Saturday, March 31, 2007

March May Be Over, But the Mustache Will Live On Forever

For real, Aaron and I decided that we weren't going to keep the mustaches... on our faces anymore. Yeah, so we framed them. Why not? We're gonna put then up in the coffee shop. We figure that's the best place for them and we won't have to battle over custody. Thanks to everybody that participated in the March of the Mustache. I wish I'd gotten a picture of Eddie, his really was the best, but he's the most gorgeous anyway.

Monday, March 12, 2007

Mustaches say one thing... uninhibited.

Well actually they say a series of one single words... Uninhibited just happens to be the first... After that I guess you could say invincible. You can take that several ways. First, the mustache as a conventional facial fixture, will never be gone. It's been around since the Roman Caesars. Secondly, when you've got a mustache you just feel invincible, nobody gonna mess with you. They can't take it... I don't blame them. Which leads me to my next "one thing" and that's intimidating. Look at this pic.. YEOW! Not too long! I don't want to get too scared... whew.

Saturday, March 3, 2007

What we're looking for here is 100% participation

Yeah!!!! Are you kidding me?

Pictured here is one of our regulars taking it to the limit with a sweet mutt-stache! Oh girl.... In my opinion he looks like one of those pictures of old school baseball players... you know the kind that only came in tobacco pouches... sweet action...

Bring on the March!!!

Just Good... As you can see The March of the Mustache is in full swing at Sunergos. We love it. In a couple days we'll get a pic up here with one of our owners showing his support for the mustache.

I hope others are encouraged to Rock the Stache because of this. It's so funny. We took a bunch of shots with Kane's computer, but I chose this one to show first because I feel like it'd be a sweet cover for a new indie-rock album ... you know if we ever cut one...

Sunday, February 25, 2007

Gearing Up!

I can hardly contain myself. March is on the horizon and I'm so excited. How can you possibly control your emotions knowing that your face is going to be dedicated to the mustache for a month? It's tough, but I'm trying.

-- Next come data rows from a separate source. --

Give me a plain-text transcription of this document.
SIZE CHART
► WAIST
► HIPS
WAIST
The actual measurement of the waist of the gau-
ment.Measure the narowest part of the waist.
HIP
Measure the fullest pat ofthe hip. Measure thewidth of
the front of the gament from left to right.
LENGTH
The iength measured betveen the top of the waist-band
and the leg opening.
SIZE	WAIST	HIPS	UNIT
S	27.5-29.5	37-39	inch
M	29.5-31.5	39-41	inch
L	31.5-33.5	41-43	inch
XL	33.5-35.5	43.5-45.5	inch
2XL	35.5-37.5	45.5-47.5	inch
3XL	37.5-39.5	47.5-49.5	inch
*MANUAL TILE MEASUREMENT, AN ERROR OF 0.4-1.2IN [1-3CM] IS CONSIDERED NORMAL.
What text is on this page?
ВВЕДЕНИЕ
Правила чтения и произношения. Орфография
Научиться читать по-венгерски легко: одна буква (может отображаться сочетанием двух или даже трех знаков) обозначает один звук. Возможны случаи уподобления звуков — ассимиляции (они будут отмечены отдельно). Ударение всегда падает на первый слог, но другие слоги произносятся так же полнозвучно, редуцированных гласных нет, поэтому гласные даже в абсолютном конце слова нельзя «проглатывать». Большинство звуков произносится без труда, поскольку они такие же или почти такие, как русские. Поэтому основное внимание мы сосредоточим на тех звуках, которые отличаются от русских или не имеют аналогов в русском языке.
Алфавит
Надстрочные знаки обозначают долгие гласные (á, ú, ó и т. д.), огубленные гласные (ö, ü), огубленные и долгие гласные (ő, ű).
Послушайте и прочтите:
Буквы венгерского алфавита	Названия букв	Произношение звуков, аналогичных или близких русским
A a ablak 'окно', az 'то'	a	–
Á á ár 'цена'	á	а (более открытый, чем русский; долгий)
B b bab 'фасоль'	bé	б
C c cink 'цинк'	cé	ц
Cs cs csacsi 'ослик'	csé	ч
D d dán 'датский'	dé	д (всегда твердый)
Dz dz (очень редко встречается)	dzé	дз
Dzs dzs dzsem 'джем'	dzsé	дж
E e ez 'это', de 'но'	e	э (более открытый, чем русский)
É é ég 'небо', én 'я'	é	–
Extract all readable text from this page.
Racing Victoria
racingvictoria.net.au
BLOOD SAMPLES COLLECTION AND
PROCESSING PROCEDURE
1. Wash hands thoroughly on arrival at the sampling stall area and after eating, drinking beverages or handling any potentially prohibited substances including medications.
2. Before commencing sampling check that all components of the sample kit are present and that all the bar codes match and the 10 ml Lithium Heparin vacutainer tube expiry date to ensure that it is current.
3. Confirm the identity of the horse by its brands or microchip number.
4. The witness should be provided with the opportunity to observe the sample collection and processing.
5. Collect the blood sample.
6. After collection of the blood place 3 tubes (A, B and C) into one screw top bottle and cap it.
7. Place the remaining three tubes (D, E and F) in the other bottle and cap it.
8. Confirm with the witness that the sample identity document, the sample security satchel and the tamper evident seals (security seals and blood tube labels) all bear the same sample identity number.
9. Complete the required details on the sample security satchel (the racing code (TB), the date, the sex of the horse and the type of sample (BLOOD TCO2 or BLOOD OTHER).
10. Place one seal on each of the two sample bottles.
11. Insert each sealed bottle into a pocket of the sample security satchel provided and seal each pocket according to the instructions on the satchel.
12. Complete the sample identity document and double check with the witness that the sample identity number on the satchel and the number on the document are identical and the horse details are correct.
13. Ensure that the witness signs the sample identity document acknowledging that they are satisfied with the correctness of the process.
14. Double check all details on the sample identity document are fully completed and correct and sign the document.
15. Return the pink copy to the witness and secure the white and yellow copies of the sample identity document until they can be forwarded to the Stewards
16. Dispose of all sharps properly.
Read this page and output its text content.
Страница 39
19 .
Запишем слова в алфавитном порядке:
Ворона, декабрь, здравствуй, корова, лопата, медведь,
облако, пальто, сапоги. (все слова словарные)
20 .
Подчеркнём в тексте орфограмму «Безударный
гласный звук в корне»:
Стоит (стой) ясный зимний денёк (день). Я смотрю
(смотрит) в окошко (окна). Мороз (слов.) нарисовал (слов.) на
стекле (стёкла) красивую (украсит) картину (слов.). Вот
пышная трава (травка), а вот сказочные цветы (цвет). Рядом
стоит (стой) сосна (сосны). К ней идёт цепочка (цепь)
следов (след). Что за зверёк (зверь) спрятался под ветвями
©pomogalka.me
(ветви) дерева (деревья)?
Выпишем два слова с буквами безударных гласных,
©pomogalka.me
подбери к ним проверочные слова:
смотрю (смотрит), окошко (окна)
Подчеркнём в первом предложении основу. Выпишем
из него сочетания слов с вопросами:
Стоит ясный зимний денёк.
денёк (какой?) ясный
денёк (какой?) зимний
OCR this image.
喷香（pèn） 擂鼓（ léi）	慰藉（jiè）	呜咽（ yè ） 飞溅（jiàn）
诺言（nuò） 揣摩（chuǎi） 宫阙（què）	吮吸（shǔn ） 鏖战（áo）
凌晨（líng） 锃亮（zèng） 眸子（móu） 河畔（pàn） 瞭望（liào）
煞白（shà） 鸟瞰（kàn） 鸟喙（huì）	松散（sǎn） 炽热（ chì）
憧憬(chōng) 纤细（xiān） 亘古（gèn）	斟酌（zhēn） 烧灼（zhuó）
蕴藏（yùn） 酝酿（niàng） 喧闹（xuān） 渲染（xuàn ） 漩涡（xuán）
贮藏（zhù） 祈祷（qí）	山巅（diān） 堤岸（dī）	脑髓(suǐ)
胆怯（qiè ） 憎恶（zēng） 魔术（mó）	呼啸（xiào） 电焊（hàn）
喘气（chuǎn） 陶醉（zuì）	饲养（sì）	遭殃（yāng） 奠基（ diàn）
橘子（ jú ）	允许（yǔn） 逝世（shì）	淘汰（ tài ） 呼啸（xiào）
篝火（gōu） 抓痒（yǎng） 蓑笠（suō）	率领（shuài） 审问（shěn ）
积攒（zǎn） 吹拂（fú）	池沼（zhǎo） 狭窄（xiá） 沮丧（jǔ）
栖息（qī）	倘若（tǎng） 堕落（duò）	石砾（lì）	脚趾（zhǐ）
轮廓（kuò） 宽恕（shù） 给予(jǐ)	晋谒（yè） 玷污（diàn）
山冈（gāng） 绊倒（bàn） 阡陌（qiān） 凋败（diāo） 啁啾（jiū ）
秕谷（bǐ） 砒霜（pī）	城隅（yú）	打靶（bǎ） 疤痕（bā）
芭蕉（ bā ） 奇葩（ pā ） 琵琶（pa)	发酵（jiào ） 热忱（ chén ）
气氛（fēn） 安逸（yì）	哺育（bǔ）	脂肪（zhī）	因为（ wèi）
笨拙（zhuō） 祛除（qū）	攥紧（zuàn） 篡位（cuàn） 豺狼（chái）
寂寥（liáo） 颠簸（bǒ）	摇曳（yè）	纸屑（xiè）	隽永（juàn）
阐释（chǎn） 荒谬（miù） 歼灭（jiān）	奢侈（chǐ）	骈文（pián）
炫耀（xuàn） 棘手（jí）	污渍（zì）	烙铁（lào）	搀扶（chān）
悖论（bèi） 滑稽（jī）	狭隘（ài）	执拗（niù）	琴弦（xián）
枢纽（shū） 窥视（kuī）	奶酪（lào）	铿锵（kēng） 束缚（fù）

Just to continue to inspire, attached is a picture of some of my friends in Thailand, taking the mustache international... What am I saying? It's already international... it's the mustache for crying out loud. Nothing communicates better cross-culturally than a sweet stache.... It's true

Thursday, January 25, 2007

Something to Look Forward To

Okay, so for those of you in Louisville. Boy have we got something awesome for you. As we've said before, the March of the Mustache is the brainchild of the employees of Sunergos Coffee ( I say "brainchild" but it turns out there really is nothing new under the sun and people have dedicated months to mustaches before, but oh well, this is gonna be the best. Anywho, all of the employees (not exactly "all" ... we're still working on Eric) are gonna be sporting super creative mustaches and we are encouraging all of our customers to participate. We're daily going to be taking pictures of them and posting them on this site and hopefully at the end of the month we'll put the best ones up in the shop somewhere. So to whet your appetites a little, here's a picture of our very own, Brooks Ritter, from the summer. Oh yeah, bring that stache back!

Wednesday, January 24, 2007

preliminary thoughts

When Zach first called me with the idea of organizing the “March of the Mustache” campaign I was 20,000 ft in the air and on my way to deliver a series of lectures on proper mustache maintenance to a group of professors at Berkeley. Initially I laughed, not out of distaste toward the idea, but because of Zach’s attempt to get a nearly impossible project off the ground. You see, this sort of campaign has been attempted a couple of times in world history.
In 1941 on January 21 when anti-Jewish riots broke out in Romania, a group of Roman Legionnaires sported Hitler-like mustaches while they hunted for Jews, participated in violent pogroms, and desecrated homes and stores. This movement grew to about 400 members and the aim of the group was to get the whole town to grow mustaches reminiscent of the Leader of the Nazi Party. But the community couldn’t get behind it because of its violent nature, so it failed.
Then again in circa 1920’s in a small village off the eastern coast of Columbia a generation of an indigenous people group discovered that they were the first to grow facial hair. But their mustaches came in the thickest. Because they had no razors or sharp stones to shave their faces, all of the teenagers had sweet staches. The only problem with this is that the group had no communication with anyone outside of the island and the movement ended when later on down the line the rest of the facial hair came in on these guys.
So what am I trying to say? The two most important dynamics in a movement of this proportion is that the community gets behind it and that communication be of apple-pie order. If the community is not involved and cannot get behind the ideology of the movement then it will surely fail. And if the message is not spread by word of mouth or if there is a lack of communication between mustacheteers and infidels, then straightway, the movement will decline.